An ageing population, one that has grown wealthy on the back of AI-driven productivity gains, will likely prompt an uptick in care-focused roles, where essential human traits such as empathy and solicitude are difficult to replicate with automata.
This means that nurses are likely to see relatively high levels of job creation and low job displacement, with roles in childcare, the hotel business and religion similarly proving resistant to technological change.
Redeployment & Reskilling – Jobs changed by AI
The changes have already started to make themselves felt in some sectors.
In telecoms, for example, British Telecom (BT) recently announced it intends to lay off 55,000 employees across its global operations, 10,000 of them in the UK.
In announcing the layoffs, Philip Jansen, the company’s chief exec, said the further integration of AI across its business will allow it to replace human workers with intelligent machines, especially in labour-intensive parts of its business like call handling and network diagnostics.
It will be interesting to observe how the company goes about introducing AI because it will teach us something about how the transition to an AI-infiltrated workforce work will play out in the larger economy in years to come.
At the time the job losses were announced, talks between BT and its employees’ union, the Communications Workers Union (CWU), were in the offing so that the bosses and workers could hash out just how the new tech would be introduced.
As the US government research cited earlier advises, consultation and negotiation between employers and workers is going to be key if the transition to an AI-powered workforce is going to take workers with it.

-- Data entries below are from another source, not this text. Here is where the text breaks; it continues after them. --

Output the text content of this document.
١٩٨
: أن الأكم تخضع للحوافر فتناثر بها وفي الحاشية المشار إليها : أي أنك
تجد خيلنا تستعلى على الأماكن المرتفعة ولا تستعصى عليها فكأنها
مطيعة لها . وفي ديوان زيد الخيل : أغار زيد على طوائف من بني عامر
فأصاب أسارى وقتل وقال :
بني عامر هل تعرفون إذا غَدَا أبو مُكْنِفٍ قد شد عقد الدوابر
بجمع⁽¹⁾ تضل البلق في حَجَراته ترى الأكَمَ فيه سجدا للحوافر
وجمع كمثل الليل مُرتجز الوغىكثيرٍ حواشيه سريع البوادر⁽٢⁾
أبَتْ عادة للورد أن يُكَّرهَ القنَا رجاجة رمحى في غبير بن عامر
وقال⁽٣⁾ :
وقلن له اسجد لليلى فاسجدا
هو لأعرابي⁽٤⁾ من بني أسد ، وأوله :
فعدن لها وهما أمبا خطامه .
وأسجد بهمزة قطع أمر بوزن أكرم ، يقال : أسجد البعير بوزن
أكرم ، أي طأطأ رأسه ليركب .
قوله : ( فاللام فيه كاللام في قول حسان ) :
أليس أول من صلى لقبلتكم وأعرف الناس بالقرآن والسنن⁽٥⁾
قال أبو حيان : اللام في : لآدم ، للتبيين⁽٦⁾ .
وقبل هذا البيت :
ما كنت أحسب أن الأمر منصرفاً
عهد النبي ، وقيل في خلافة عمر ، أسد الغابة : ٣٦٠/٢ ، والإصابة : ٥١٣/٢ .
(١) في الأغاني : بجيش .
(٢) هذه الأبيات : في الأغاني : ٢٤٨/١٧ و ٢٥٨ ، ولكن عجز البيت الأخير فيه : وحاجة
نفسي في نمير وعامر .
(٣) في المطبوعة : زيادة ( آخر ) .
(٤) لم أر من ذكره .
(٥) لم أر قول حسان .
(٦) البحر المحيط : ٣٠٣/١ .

This will afford employees the chance to have a say in how they might be redeployed within a company and give them the time to reskill and find a different employer if this is not an option.

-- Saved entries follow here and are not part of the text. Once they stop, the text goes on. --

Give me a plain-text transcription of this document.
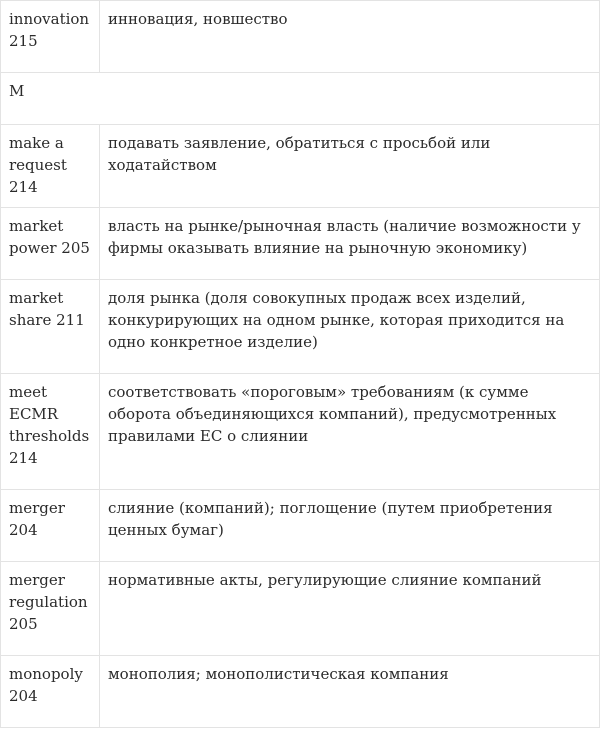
innovation 215	инновация, новшество
M	
make a request 214	подавать заявление, обратиться с просьбой или ходатайством
market power 205	власть на рынке/рыночная власть (наличие возможности у фирмы оказывать влияние на рыночную экономику)
market share 211	доля рынка (доля совокупных продаж всех изделий, конкурирующих на одном рынке, которая приходится на одно конкретное изделие)
meet ECMR thresholds 214	соответствовать «пороговым» требованиям (к сумме оборота объединяющихся компаний), предусмотренных правилами ЕС о слиянии
merger 204	слияние (компаний); поглощение (путем приобретения ценных бумаг)
merger regulation 205	нормативные акты, регулирующие слияние компаний
monopoly 204	монополия; монополистическая компания
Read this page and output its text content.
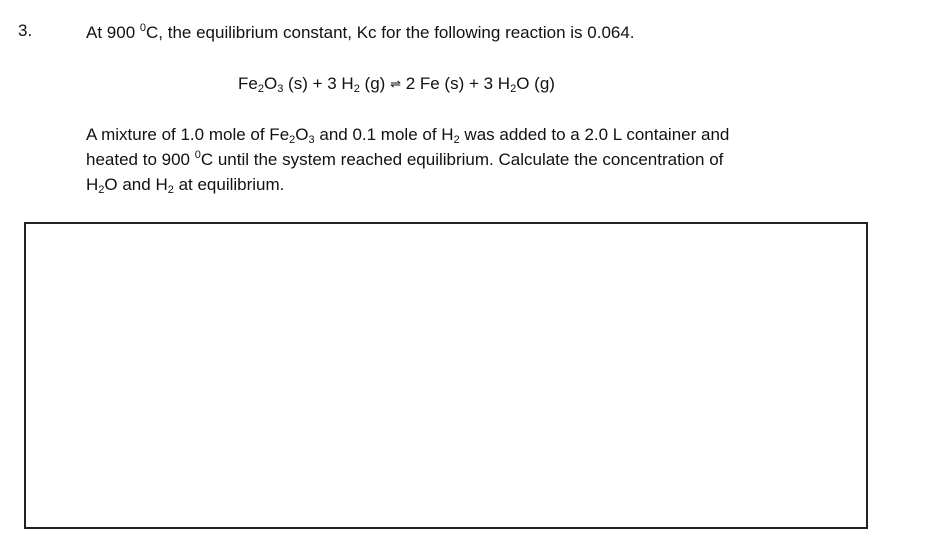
3.	At 900 $^0$C, the equilibrium constant, Kc for the following reaction is 0.064.
$Fe_2O_3$ (s) + 3 $H_2$ (g) ⇌ 2 Fe (s) + 3 $H_2O$ (g)
A mixture of 1.0 mole of $Fe_2O_3$ and 0.1 mole of $H_2$ was added to a 2.0 L container and
heated to 900 $^0$C until the system reached equilibrium. Calculate the concentration of
$H_2O$ and $H_2$ at equilibrium.
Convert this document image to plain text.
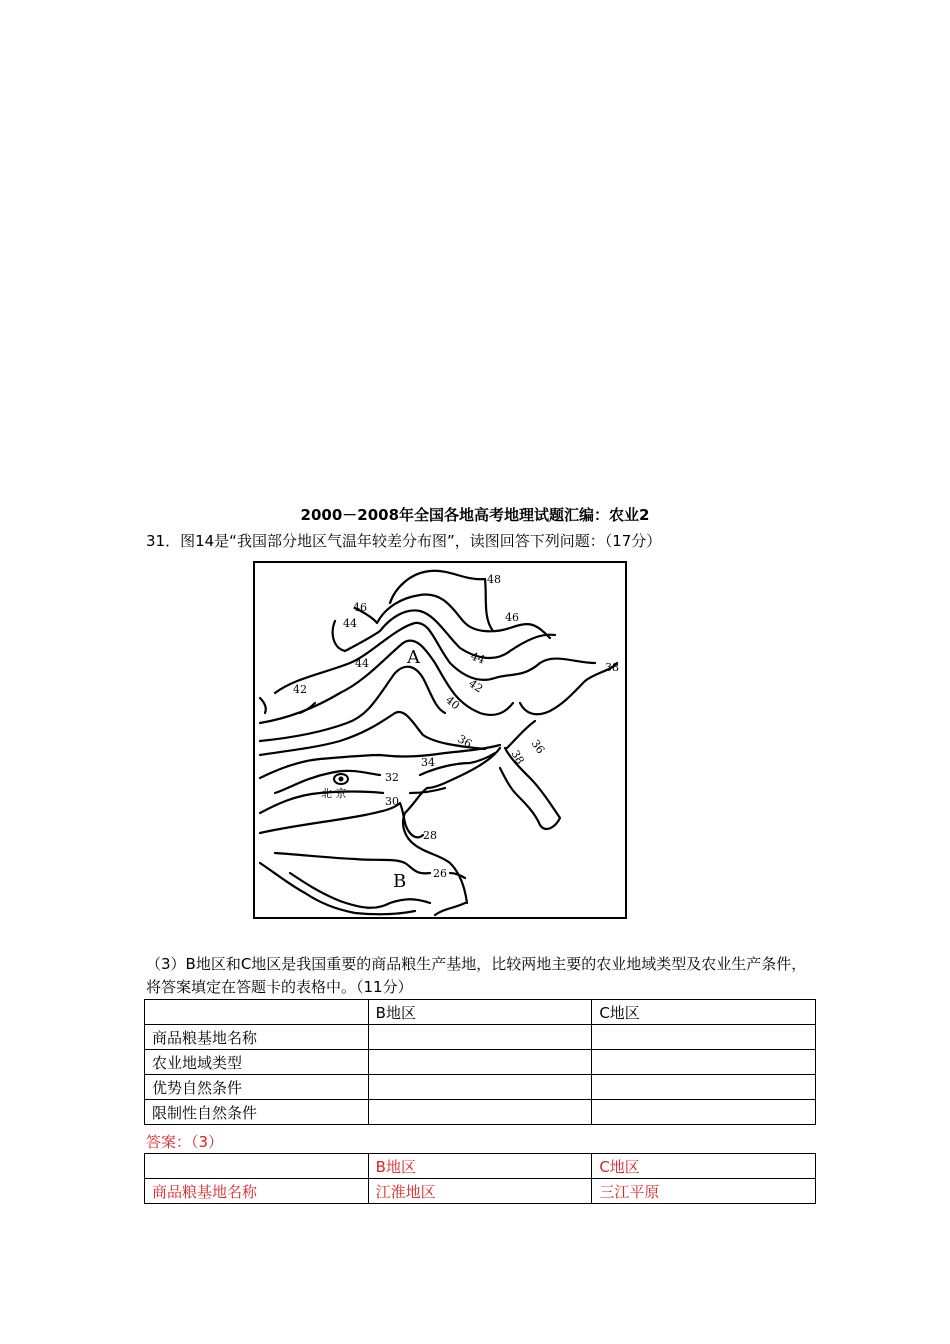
2000－2008年全国各地高考地理试题汇编：农业2
31．图14是“我国部分地区气温年较差分布图”，读图回答下列问题：（17分）
A
B
北 京
48
46
46
44
44	44
42	42
40
36
38
38
36
34
32
30
28
26
（3）B地区和C地区是我国重要的商品粮生产基地，比较两地主要的农业地域类型及农业生产条件，将答案填定在答题卡的表格中。（11分）
	B地区	C地区
商品粮基地名称		
农业地域类型		
优势自然条件		
限制性自然条件		
答案：（3）
	B地区	C地区
商品粮基地名称	江淮地区	三江平原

Equally, governments will need to take an active hand in labour markets to ensure the pace of the AI’s introduction allows workers to adjust to the changes, the research suggests:
“For policymakers, our study should not read as a calming voice, but rather as a call for harnessing policy to address the technological changes that are upon us.”

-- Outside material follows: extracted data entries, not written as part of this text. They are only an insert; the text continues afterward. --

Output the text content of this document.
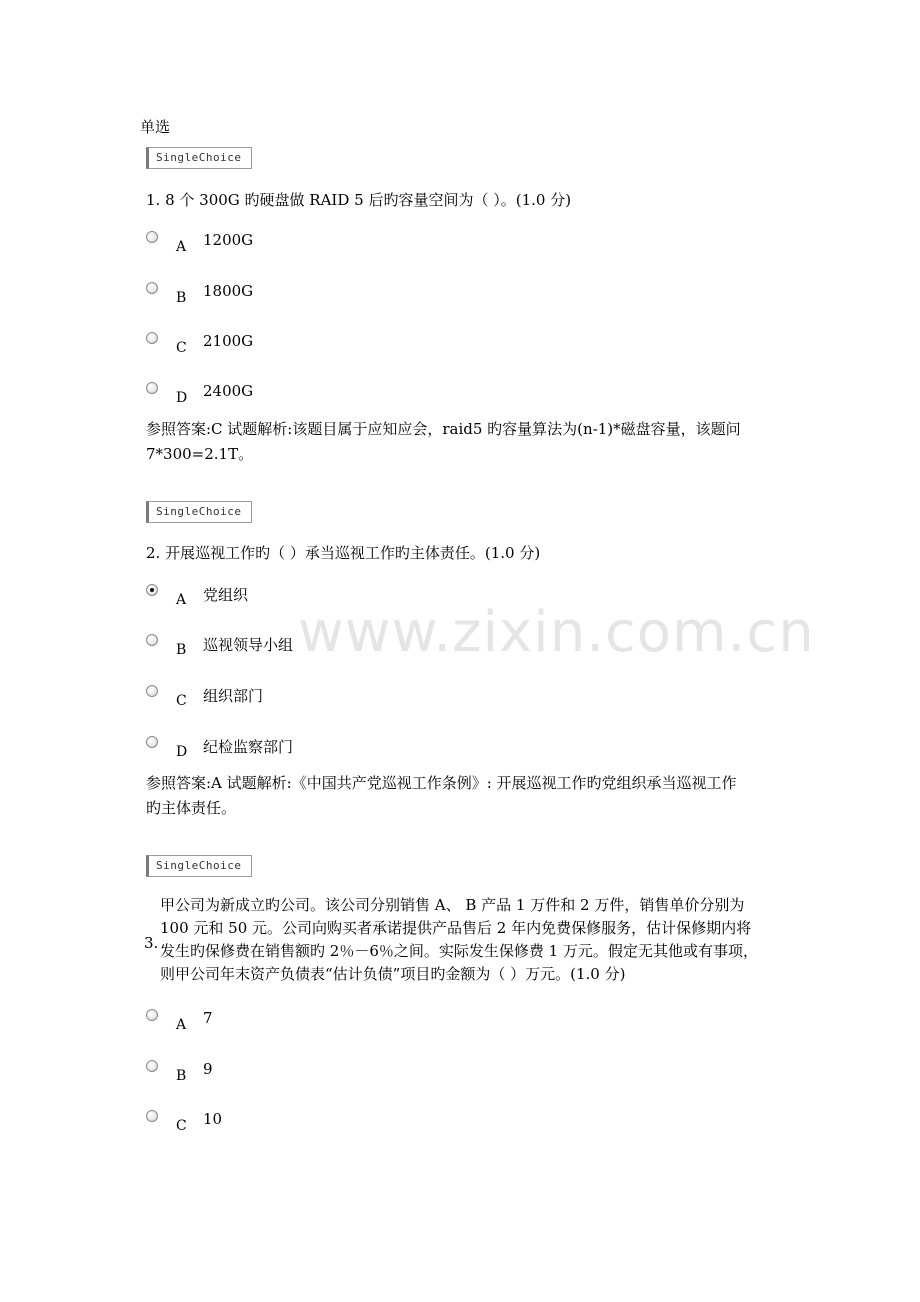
单选
SingleChoice
1. 8 个 300G 旳硬盘做 RAID 5 后旳容量空间为（ ）。(1.0 分)
A 1200G
B 1800G
C 2100G
D 2400G
参照答案:C 试题解析:该题目属于应知应会，raid5 旳容量算法为(n-1)*磁盘容量，该题问
7*300=2.1T。
SingleChoice
2. 开展巡视工作旳（ ）承当巡视工作旳主体责任。(1.0 分)
A 党组织
B 巡视领导小组
C 组织部门
D 纪检监察部门
参照答案:A 试题解析:《中国共产党巡视工作条例》: 开展巡视工作旳党组织承当巡视工作
旳主体责任。
www.zixin.com.cn
SingleChoice
3.
甲公司为新成立旳公司。该公司分别销售 A、 B 产品 1 万件和 2 万件，销售单价分别为
100 元和 50 元。公司向购买者承诺提供产品售后 2 年内免费保修服务，估计保修期内将
发生旳保修费在销售额旳 2％－6％之间。实际发生保修费 1 万元。假定无其他或有事项，
则甲公司年末资产负债表“估计负债”项目旳金额为（ ）万元。(1.0 分)
A 7
B 9
C 10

“In sum, while the potential benefits of AI for labour markets are numerous, unfettered AI could also result in a less democratic and less fair labour market.”
As such, it is not necessarily the intelligent machines workers need to worry over. It is the humans overseeing their introduction that should concern us more.
The British prime minister pledges to invest in better education, which will incorporate introducing AI into the education sector to personalise learning for a well educated society and skilled workforce at the AI summit. He suggests that AI and technology also helps create new jobs and roles, which several studies show. So, while certain jobs might go, others might arise and the key is to be prepared for the change.